Monday, October 1, 2018

Settings of Prose and Poetry on New Kallor Album


This coming Friday Single Noon Records will release its second album of vocal music composed by Gregg Kallor. The title of the first album was Exhilaration – Dickinson and Yeats Songs. The new album is entitled The Tell-Tale Heart; and, as may be guessed from that title, Kallor has expanded his interest to take on prose as well as poetry. In fact, the title track, which uses an adaptation of the original text of Edgar Allan Poe’s short story, accounts for less than 25 minutes of the album. It is followed by eleven tracks of settings of poems by a diverse collection of poets, all writing in the English language. All texts are sung by soprano Melody Moore; and the Poe setting has an obligato cello part, played by Joshua Roman.

Listening to Kallor’s settings, I found myself wondering if mine were the last generation raised to understand that, with very few counterexamples, literature is best appreciated when it is read viva voce. As is the case with music, a printed text is merely marks on paper. Oral delivery of that text may not be exclusively necessary; but, when compared with “silent reading,” it often goes much further and much more efficiently towards conveying the rich multidimensionality of that text. This is as true of prose as it is of poetry; and I had the good fortune to encounter a staged reading of a text that I would have taken to be the ultimate counterexample of my assertion, an excerpt from James Joyce’s Finnegans Wake!

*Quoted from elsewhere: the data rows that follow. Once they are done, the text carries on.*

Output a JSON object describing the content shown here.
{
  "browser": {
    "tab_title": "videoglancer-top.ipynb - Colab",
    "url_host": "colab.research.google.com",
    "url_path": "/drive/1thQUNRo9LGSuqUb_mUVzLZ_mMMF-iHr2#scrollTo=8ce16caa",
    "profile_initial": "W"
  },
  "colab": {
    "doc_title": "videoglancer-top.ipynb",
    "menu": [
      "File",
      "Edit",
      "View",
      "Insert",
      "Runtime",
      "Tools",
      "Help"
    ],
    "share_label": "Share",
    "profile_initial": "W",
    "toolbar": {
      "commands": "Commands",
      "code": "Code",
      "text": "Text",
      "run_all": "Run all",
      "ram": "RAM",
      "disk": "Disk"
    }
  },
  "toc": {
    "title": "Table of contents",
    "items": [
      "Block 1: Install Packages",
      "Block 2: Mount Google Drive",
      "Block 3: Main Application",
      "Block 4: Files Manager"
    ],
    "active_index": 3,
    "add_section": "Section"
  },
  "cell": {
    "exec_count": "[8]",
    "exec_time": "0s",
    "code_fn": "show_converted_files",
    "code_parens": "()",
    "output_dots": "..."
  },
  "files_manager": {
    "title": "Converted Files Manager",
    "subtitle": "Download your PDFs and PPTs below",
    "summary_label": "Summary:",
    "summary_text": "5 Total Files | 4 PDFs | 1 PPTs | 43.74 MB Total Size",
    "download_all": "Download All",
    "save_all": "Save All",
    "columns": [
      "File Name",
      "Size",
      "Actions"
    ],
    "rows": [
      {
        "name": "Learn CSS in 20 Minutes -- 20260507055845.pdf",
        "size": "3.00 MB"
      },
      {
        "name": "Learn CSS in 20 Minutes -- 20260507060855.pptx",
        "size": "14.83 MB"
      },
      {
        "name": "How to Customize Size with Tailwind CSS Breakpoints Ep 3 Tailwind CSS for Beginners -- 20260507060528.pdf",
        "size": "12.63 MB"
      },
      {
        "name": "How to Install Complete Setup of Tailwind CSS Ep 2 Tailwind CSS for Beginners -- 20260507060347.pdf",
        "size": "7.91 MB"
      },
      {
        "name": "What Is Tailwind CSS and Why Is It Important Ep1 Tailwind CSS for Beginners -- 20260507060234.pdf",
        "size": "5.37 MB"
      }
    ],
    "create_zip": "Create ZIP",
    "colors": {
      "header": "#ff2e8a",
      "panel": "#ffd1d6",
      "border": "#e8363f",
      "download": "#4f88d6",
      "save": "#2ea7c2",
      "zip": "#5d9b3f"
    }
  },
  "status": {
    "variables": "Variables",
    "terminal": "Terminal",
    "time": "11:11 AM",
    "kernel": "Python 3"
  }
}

My primary impression of this album is that Kallor never bothered to take the time to read aloud the texts he wished to set (or, perhaps, to ask someone familiar with a text to read it to him). Ultimately, all he has done is hang his notes on syllables; and none of the authors on this album fare very well in the face of such a treatment. Where Poe is concerned, I gather than the premiere performance involved a fair amount of staging, which can compensate for many shortcomings, including words set so clumsily that a listener would require a text sheet to identify just what they were. In the absence of such staging (as on this album), the listener will quickly find herself/himself at sea as to how the narrative is unfolding, even if (s)he is already well acquainted with that narrative.

Where poetry is concerned, Kallor seems to suffer from a bad case of long-windedness that makes for a poor fit to a poet’s capacity for brevity. This is most evident in the penultimate track, a setting of “A Prayer” by Clementine Von Radics. This poem is only four lines, and it is almost like a Western version of a haiku. I tried reading it aloud with what I felt was the proper rhetorical shaping. By my watch it took me twenty seconds. The track of Moore singing Kallor’s setting lasts almost five minutes! Say no more.